An essential memoir about growing up on the wrong side of the tracks

Feb 06, 2017

Gem is 16 and so pretty heads turn to look at her. She and Mick, 19, plan to leave King’s Cross and “…really make a life together.”

Standing begging outside Central Station, her athletic swimmer’s body looks starved. That night in 1981, in Mick’s arms, happy in the knowledge of the baby growing inside her and with dreams of a better life to come, Gem is rudely awakened. The door to Mick’s place crashes to the floor as six armed police officers storm inside.

“Michael Caldwell, you are under arrest.”

In Renee McBryde‘s book The House Of Lies, there are many houses, many lies. It is Renee’s own story; she is a young woman still, and one for whom the reader gains immense respect. But more on that anon…

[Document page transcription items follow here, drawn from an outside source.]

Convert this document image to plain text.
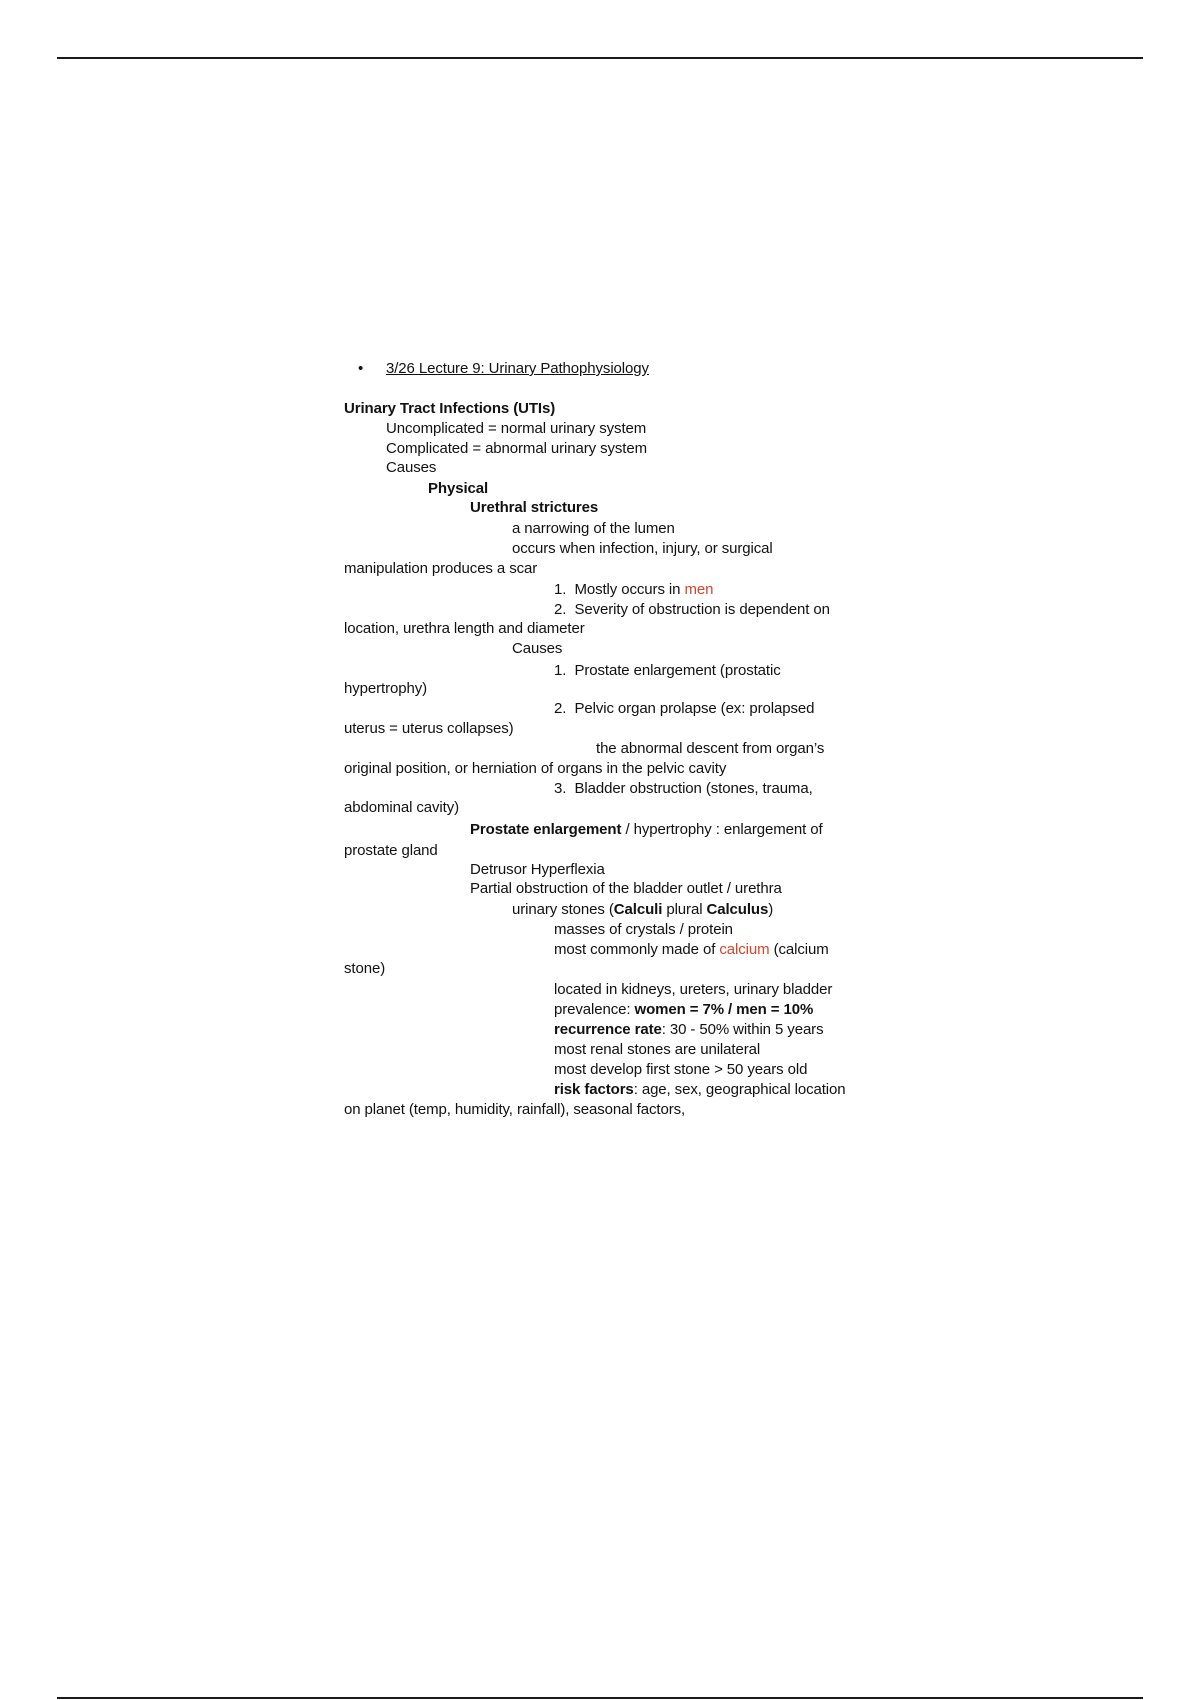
• 3/26 Lecture 9: Urinary Pathophysiology
Urinary Tract Infections (UTIs)
Uncomplicated = normal urinary system
Complicated = abnormal urinary system
Causes
Physical
Urethral strictures
a narrowing of the lumen
occurs when infection, injury, or surgical
manipulation produces a scar
1. Mostly occurs in men
2. Severity of obstruction is dependent on
location, urethra length and diameter
Causes
1. Prostate enlargement (prostatic
hypertrophy)
2. Pelvic organ prolapse (ex: prolapsed
uterus = uterus collapses)
the abnormal descent from organ’s
original position, or herniation of organs in the pelvic cavity
3. Bladder obstruction (stones, trauma,
abdominal cavity)
Prostate enlargement / hypertrophy : enlargement of
prostate gland
Detrusor Hyperflexia
Partial obstruction of the bladder outlet / urethra
urinary stones (Calculi plural Calculus)
masses of crystals / protein
most commonly made of calcium (calcium
stone)
located in kidneys, ureters, urinary bladder
prevalence: women = 7% / men = 10%
recurrence rate: 30 - 50% within 5 years
most renal stones are unilateral
most develop first stone > 50 years old
risk factors: age, sex, geographical location
on planet (temp, humidity, rainfall), seasonal factors,
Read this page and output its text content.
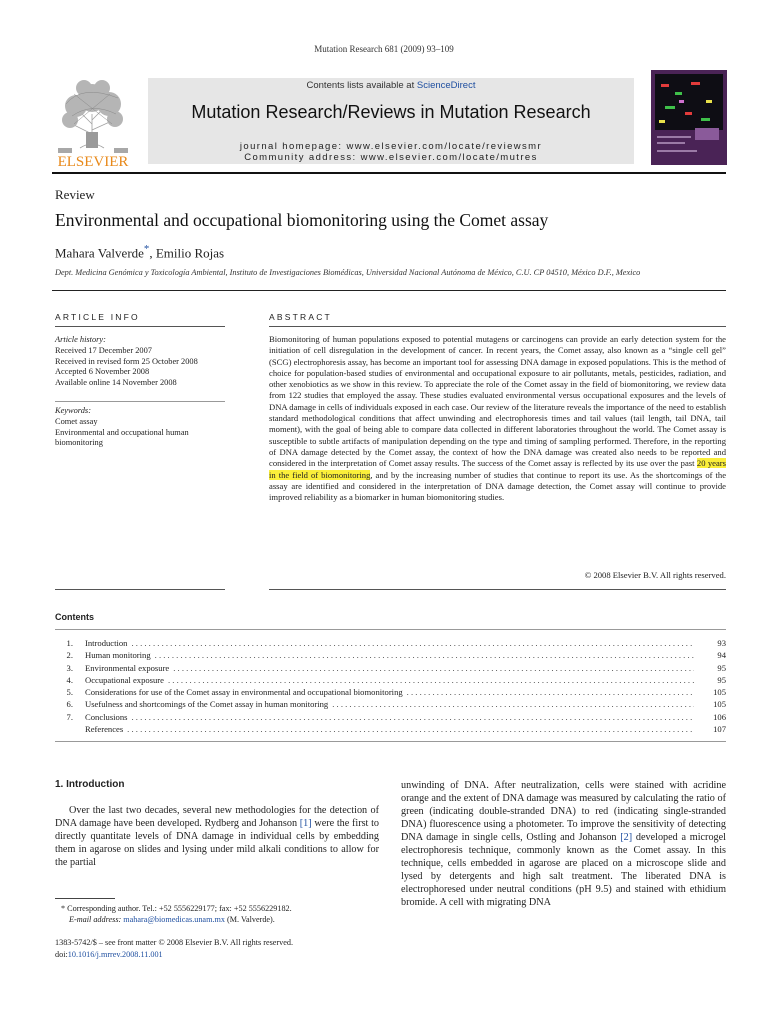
Mutation Research 681 (2009) 93–109
ELSEVIER
Contents lists available at ScienceDirect
Mutation Research/Reviews in Mutation Research
journal homepage: www.elsevier.com/locate/reviewsmr
Community address: www.elsevier.com/locate/mutres
Review
Environmental and occupational biomonitoring using the Comet assay
Mahara Valverde*, Emilio Rojas
Dept. Medicina Genómica y Toxicología Ambiental, Instituto de Investigaciones Biomédicas, Universidad Nacional Autónoma de México, C.U. CP 04510, México D.F., Mexico
ARTICLE INFO
Article history:
Received 17 December 2007
Received in revised form 25 October 2008
Accepted 6 November 2008
Available online 14 November 2008
Keywords:
Comet assay
Environmental and occupational human biomonitoring
ABSTRACT
Biomonitoring of human populations exposed to potential mutagens or carcinogens can provide an early detection system for the initiation of cell disregulation in the development of cancer. In recent years, the Comet assay, also known as a “single cell gel” (SCG) electrophoresis assay, has become an important tool for assessing DNA damage in exposed populations. This is the method of choice for population-based studies of environmental and occupational exposure to air pollutants, metals, pesticides, radiation, and other xenobiotics as we show in this review. To appreciate the role of the Comet assay in the field of biomonitoring, we review data from 122 studies that employed the assay. These studies evaluated environmental versus occupational exposures and the levels of DNA damage in cells of individuals exposed in each case. Our review of the literature reveals the importance of the need to establish standard methodological conditions that affect unwinding and electrophoresis times and tail values (tail length, tail DNA, tail moment), with the goal of being able to compare data collected in different laboratories throughout the world. The Comet assay is susceptible to subtle artifacts of manipulation depending on the type and timing of sampling performed. Therefore, in the reporting of DNA damage detected by the Comet assay, the context of how the DNA damage was created also needs to be reported and considered in the interpretation of Comet assay results. The success of the Comet assay is reflected by its use over the past 20 years in the field of biomonitoring, and by the increasing number of studies that continue to report its use. As the shortcomings of the assay are identified and considered in the interpretation of DNA damage detection, the Comet assay will continue to provide improved reliability as a biomarker in human biomonitoring studies.
© 2008 Elsevier B.V. All rights reserved.
Contents
1.	Introduction . . .	93
2.	Human monitoring . . .	94
3.	Environmental exposure . . .	95
4.	Occupational exposure . . .	95
5.	Considerations for use of the Comet assay in environmental and occupational biomonitoring . . .	105
6.	Usefulness and shortcomings of the Comet assay in human monitoring . . .	105
7.	Conclusions . . .	106
References . . .	107
1. Introduction

Over the last two decades, several new methodologies for the detection of DNA damage have been developed. Rydberg and Johanson [1] were the first to directly quantitate levels of DNA damage in individual cells by embedding them in agarose on slides and lysing under mild alkali conditions to allow for the partial

unwinding of DNA. After neutralization, cells were stained with acridine orange and the extent of DNA damage was measured by calculating the ratio of green (indicating double-stranded DNA) to red (indicating single-stranded DNA) fluorescence using a photometer. To improve the sensitivity of detecting DNA damage in single cells, Ostling and Johanson [2] developed a microgel electrophoresis technique, commonly known as the Comet assay. In this technique, cells embedded in agarose are placed on a microscope slide and lysed by detergents and high salt treatment. The liberated DNA is electrophoresed under neutral conditions (pH 9.5) and stained with ethidium bromide. A cell with migrating DNA

* Corresponding author. Tel.: +52 5556229177; fax: +52 5556229182.
E-mail address: mahara@biomedicas.unam.mx (M. Valverde).
1383-5742/$ – see front matter © 2008 Elsevier B.V. All rights reserved.
doi:10.1016/j.mrrev.2008.11.001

The young Renee – Ren – loves her Nan and is happy when picked up by her from a Manly West kindergarten, taking bus, ferry and train to finally walk up to the sky-scraping unit in Redfern. It’s her weekend with Nan and Grandpa.

the-house-of-lies

Saturday nights are special. Ren gets to chat on the phone with her father, Mick, who is never there for any special event because he is far too busy managing the Cottee’s farm. On this night, Johnny Young and Young Talent Time on television in the background, Daddy has something special to tell his four-year-old daughter. He does not work on the Cottee’s farm, does not make Cottee’s Cordial after all; in fact he lives in a place called jail. He killed two men, “It wasn’t meant to happen… you’ll understand better when you’re older.”

Many factors affect our lives, especially through our formative years. For Ren there is shock at hearing her father explain his situation – she asks, “…are you sure?” – and then becomes silent at the certainty of it all. It becomes The Secret. Later, in primary school, with need to confide in someone, she chooses to speak with Maya, her school friend. Her response to The Secret is less than enthusiastic and Ren realises she has made a mistake. She hides behind her alter ego, Ruby.

There are further traumas, including the death of her Nan to liver cancer spread to pancreas and lung. Ren comes to think of the red blood retched up by the old lady, the white hospital walls and her yellow eyes as the colours of cancer.

Many other issues arise but none of these disturb her as much as what she learns going to the library and searching old newspaper records, where she finds court reports of her father’s horrific, bloody crimes. Mick acknowledged to her that he is a murderer, but the gory records she finds reaffirm her need to play Ruby forever, to wear her like an armour. “No one would ever accept me or love me if they knew what was in my blood. I would be a social outcast” She feels the only way to survive is to turn into someone else.

Determined to prove to herself and the world that she can rise above the level to which she believes she has descended, Ren throws herself into her school work, finally gaining entry to university. Her objective is to become a big-name lawyer.

The House Of Lies is far from pretty. It tells of a student with huge potential pushing herself beyond the bounds of safety and paying dreadful consequences because of it. There are times in her story the reader screams out Stop! Break the nexus! wanting to offer support, but to no avail. We read of rape, unwanted pregnancy, termination, inappropriate relationships, domestic violence, belief that it is her fault, that sex is nothing more than a means to make up, and an unwillingness to withdraw from domestic brutality. This last is greatly due to Ren’s lifelong belief – even then, she is only twenty-two – about facing up to her demons and not running away. It’s a fine credo but unfortunately she has written in no escape clause.

As a big old bloke who, through life, has never felt the urge to hit another soul nor, wittingly, verbally abuse anyone, I have no inkling of how such violent nature originates and yet, from years as a volunteer in family support, court support and in suicide intervention, I have seen many instances. There are avenues of help available in the community, provided the victim knows of them and is prepared to seek them out; that Ren felt she had to do it all on her own is perhaps the saddest part of her story.

Still, in her own words, now once again Renee, “…I am only who I am today because of everything that has happened in my past.” More than that I am not prepared to tell. I don’t want to spoil an essential and highly readable book for all of you who will read it.

The House Of Lies by Renee McBryde (published by Hachette Australia) is available now from Dymocks.